BWW Interview: GOING DARK, Part 13 - Blake Sauceda
GOING DARK is a one of a kind interview series that focuses on the impact of the COVID-19 pandemic on the performing arts. As the endless quarantine/shelter in place response continues, artists are left out of work. Students are left with no chance to perform, audition, or walk across the stage for graduation. In a world of unknowns, the artists are left voiceless. GOING DARK seeks to return a bit of control back to those artists. In their own words, they describe their experiences with cancellations, postponements, and uncertainty. These are the raw, un-pretty, real stories behind an unprecedented crisis. Part 13 features Oklahoma City University student Blake Sauceda.
This is GOING DARK.
BWW: What were you working on that was canceled or postponed because of the pandemic?
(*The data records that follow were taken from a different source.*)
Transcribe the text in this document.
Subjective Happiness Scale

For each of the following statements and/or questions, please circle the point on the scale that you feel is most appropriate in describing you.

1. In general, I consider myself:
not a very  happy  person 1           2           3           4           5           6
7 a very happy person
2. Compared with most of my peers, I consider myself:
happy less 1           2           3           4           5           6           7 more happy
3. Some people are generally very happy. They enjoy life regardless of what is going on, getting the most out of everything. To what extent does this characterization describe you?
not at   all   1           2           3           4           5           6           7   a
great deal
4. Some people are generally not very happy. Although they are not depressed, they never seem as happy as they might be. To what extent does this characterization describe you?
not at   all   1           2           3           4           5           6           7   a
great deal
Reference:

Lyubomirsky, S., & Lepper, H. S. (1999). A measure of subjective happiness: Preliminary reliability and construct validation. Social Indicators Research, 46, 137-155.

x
What was the atmosphere like when the cancellations started to happen?
Sauceda: At the time everything was cancelled, me and around 30 other people were working on Spamalot at Oklahoma City University. I think it's safe to say that we were all in disbelief when we caught on. First, our university was shut down, and we were forced to evacuate campus within a few days' notice. We were only suspended from returning for approximately three weeks (which included our spring break). Although those weeks accounted for a huge chunk of rehearsal time, the creative team still had plans to continue to rehearse once we returned, in hopes of eventually putting the show up in time. We found out shortly after that it wouldn't be possible since the university cancelled in-person classes, meaning that the show would cease to be put on in April. Spamalot, along with our New York Showcase (and countless other shows and events), would never come to fruition. We were stunned, confused, and saddened.
BWW: What are some ways you're staying healthy and happy during these dark times? Has it been a struggle to stay focused?
Sauceda: I've been trying my best to stay motivated during the day by keeping up with my online classes and keeping track of deadlines. Although the workload is technically equivalent to before, there isn't the same energy behind a screen as there is in-person. I mean, I love having dance class online as much as the next guy, but at the end of the day, tapping in my kitchen isn't the same as tapping in a studio. It just isn't. On the flipside, I've been trying to keep my creative mind alive by writing and developing plays that have been floating around my head for what feels like years. Having the time to sit down and organize these ideas has been something I haven't always had the privilege of utilizing. In a way, some of these pieces may not have been worked on as intensely had it not been for these recent events.
BWW: How do you think the theatre world will be different after this? Do you think it'll bounce back or have a bit of a rebuild phase?
Sauceda: For one, I think we will all have a newer sense of priority moving forward. This outbreak has shown us all what is important and what isn't, while still reminding us why we perform in the first place. In a backwards, devil's-advocate way of thinking, I think we'll find that this outbreak has been a blessing in disguise. We've all realized how much we need each other, and I don't think we'll take each other, or the theatre, for granted ever again. At the end of the day, we grow with each other, not six feet apart.